China’s state broadcaster CCTV showed Kim and Xi, dressed in a Mao suit and a business suit, respectively, strolling side by side along a beach and sitting together against a backdrop of trees and flowers.
South Korea’s Blue House presidential spokesman Kim Eui-kyeom said that China notified the South Korean government of the meeting. North Korea’s state broadcaster also confirmed the visit. “As a new noteworthy golden time in the history of friendship between the two countries unfolds, a meaningful meeting between the two countries’ leaders was held,” said North Korean Central Television.
The station also reported that four other top North Korean officials, including the leader’s sister, Kim Yo Jong — who made headlines for her charm offensive in South Korea during February’s Winter Olympics — came along for the trip.
Trump tweeted after the announcement that he would speak to Xi, whom he called his friend, on Tuesday. “The primary topics will be Trade, where good things will happen, and North Korea, where relationships and trust are building,” he said on Twitter.
China is North Korea’s only major ally and trading partner. Yet relations between Kim and Xi have been strained — Beijing has expressed dismay at Pyongyang’s nuclear and missile development, and North Korea has aimed bellicose rhetoric at Beijing.
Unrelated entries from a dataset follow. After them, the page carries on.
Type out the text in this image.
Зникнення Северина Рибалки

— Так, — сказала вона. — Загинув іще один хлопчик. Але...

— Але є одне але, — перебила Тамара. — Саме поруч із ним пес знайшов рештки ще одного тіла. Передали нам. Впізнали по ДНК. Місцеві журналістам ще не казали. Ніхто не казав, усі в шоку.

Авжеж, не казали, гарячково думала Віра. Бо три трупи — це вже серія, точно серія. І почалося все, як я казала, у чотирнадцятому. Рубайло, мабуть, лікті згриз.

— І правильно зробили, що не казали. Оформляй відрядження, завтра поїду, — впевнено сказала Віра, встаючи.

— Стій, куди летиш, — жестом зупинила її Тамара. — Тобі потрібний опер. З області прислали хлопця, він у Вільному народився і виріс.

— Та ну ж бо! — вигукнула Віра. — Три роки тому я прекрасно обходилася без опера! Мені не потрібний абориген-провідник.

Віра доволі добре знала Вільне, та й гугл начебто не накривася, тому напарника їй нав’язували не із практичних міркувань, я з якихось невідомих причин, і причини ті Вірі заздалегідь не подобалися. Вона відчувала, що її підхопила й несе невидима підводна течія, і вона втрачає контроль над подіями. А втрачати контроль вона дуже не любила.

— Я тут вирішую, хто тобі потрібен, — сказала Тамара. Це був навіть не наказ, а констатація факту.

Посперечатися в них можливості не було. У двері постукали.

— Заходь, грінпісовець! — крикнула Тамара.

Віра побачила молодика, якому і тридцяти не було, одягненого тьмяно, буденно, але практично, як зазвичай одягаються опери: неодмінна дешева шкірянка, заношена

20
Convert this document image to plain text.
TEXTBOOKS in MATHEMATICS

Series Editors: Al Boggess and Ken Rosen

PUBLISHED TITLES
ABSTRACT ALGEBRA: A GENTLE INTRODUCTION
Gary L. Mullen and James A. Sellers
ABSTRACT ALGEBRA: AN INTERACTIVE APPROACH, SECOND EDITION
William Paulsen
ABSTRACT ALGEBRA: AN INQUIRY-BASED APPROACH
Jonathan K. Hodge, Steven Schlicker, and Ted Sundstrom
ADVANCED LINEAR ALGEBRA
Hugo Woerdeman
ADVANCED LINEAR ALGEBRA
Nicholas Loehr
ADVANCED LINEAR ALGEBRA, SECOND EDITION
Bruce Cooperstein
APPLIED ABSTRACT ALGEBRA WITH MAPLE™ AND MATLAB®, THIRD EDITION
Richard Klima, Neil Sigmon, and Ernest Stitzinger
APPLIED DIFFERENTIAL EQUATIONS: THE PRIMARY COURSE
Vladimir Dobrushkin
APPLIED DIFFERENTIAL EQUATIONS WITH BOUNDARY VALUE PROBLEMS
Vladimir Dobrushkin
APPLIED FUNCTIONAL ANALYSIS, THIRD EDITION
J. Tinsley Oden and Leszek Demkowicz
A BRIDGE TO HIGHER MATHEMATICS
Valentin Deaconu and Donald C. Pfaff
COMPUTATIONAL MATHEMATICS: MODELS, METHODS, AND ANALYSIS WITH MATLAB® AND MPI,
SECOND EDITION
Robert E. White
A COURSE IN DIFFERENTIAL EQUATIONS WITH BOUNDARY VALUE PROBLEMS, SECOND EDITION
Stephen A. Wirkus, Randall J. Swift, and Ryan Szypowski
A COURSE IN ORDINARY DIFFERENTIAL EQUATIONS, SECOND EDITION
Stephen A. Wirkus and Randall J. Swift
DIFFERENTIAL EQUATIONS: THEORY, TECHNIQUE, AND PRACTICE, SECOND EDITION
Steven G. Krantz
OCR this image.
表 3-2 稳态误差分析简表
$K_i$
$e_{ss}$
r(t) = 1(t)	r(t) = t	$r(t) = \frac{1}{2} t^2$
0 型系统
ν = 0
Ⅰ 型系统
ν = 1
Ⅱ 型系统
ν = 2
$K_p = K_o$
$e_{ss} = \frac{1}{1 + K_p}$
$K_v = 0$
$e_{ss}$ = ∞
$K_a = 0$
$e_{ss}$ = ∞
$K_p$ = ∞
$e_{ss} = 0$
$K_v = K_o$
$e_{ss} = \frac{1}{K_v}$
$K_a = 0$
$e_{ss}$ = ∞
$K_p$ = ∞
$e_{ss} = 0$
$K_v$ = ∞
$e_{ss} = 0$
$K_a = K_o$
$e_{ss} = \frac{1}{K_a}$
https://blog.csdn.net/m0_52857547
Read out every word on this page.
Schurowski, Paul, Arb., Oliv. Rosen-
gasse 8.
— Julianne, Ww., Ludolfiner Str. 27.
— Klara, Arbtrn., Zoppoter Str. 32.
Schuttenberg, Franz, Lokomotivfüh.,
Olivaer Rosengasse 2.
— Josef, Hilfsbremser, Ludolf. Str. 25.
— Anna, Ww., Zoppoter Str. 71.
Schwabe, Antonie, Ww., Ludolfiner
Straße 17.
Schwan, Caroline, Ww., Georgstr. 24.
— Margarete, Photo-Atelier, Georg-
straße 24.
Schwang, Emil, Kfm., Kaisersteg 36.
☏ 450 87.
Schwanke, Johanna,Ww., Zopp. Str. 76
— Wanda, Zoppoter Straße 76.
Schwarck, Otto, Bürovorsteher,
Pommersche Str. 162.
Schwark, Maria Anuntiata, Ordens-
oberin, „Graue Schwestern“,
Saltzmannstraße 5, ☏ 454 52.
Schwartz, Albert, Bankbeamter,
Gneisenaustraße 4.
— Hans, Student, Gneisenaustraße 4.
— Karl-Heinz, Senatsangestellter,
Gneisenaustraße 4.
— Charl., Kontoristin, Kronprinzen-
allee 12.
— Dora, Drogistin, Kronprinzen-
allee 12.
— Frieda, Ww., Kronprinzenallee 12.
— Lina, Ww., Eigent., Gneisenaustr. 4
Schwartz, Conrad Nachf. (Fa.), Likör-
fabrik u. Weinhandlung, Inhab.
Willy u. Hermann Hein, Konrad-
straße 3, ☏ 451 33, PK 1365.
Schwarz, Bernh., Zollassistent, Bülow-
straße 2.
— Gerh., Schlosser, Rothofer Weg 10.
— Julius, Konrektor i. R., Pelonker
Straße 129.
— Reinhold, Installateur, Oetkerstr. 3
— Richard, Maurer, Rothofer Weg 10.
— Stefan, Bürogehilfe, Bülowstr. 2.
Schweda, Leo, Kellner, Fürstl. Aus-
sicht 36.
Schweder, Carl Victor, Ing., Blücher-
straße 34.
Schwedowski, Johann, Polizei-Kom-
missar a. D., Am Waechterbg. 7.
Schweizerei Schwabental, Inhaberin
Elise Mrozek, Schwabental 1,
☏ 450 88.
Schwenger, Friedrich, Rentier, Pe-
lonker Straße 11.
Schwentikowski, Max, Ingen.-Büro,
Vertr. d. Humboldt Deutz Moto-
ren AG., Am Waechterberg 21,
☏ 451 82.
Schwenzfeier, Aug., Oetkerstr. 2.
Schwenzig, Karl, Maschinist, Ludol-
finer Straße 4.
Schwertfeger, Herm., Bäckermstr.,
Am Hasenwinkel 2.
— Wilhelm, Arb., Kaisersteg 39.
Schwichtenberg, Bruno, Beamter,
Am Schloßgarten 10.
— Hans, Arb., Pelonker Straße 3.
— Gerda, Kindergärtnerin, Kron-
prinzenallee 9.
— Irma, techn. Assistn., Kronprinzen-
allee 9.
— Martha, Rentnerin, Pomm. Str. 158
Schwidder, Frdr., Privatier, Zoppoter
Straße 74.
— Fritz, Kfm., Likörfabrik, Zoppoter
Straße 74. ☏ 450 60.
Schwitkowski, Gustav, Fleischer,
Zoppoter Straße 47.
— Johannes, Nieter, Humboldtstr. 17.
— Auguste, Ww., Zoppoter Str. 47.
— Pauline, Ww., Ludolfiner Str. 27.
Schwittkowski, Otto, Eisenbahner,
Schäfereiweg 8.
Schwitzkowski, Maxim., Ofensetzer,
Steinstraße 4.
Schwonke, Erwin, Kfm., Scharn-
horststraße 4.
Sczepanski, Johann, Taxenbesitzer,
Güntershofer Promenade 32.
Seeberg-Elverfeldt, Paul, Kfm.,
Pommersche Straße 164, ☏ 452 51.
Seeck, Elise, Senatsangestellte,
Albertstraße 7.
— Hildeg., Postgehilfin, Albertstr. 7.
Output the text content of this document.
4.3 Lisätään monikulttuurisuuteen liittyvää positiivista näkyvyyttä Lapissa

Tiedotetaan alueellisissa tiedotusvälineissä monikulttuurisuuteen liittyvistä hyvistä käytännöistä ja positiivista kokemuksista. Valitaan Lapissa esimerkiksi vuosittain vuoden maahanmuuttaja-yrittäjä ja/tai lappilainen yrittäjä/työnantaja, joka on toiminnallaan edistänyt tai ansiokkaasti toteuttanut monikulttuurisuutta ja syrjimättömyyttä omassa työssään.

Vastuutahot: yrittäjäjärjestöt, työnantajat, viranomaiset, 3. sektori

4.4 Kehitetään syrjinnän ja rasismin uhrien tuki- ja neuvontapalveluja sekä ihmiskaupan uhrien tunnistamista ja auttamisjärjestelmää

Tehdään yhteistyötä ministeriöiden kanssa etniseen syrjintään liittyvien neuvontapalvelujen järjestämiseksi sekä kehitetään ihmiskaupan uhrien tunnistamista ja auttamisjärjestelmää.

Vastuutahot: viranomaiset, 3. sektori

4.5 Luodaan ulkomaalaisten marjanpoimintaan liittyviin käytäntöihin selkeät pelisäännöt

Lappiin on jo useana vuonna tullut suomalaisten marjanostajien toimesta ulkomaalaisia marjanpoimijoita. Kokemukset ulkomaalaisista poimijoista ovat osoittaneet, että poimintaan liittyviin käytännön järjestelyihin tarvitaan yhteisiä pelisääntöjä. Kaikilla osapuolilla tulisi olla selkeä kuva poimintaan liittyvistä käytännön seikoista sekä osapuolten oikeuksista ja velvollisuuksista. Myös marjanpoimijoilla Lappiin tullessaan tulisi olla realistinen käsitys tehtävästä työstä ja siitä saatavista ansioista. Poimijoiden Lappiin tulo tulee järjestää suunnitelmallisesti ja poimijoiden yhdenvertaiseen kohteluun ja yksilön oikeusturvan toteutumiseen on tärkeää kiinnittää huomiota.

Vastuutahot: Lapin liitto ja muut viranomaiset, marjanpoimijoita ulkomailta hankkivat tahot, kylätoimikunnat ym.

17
China has backed a raft of tough United Nations sanctions that limit North Korean exports to China and, breaking with recent precedent, strictly enforced them.
Their earlier encounter, in Beijing in late March, marked Kim’s first known trip abroad and his first meeting with the Chinese president. That visit also unfolded in secrecy; rumors about Kim’s presence swirled in the Chinese capital after a mysterious, armored North Korean train was spotted in its main train station.
Kim has embarked on a frenzy of diplomatic activity in recent months to defuse tensions between his country and the U.S., South Korea and China. Last month, Kim and South Korea’s Moon met at the demilitarized zone separating the two countries; the two leaders smiled and shook hands across the border, producing images unthinkable amid heightened tensions only a few months earlier.
Special correspondent Matt Stiles in Seoul contributed to this report.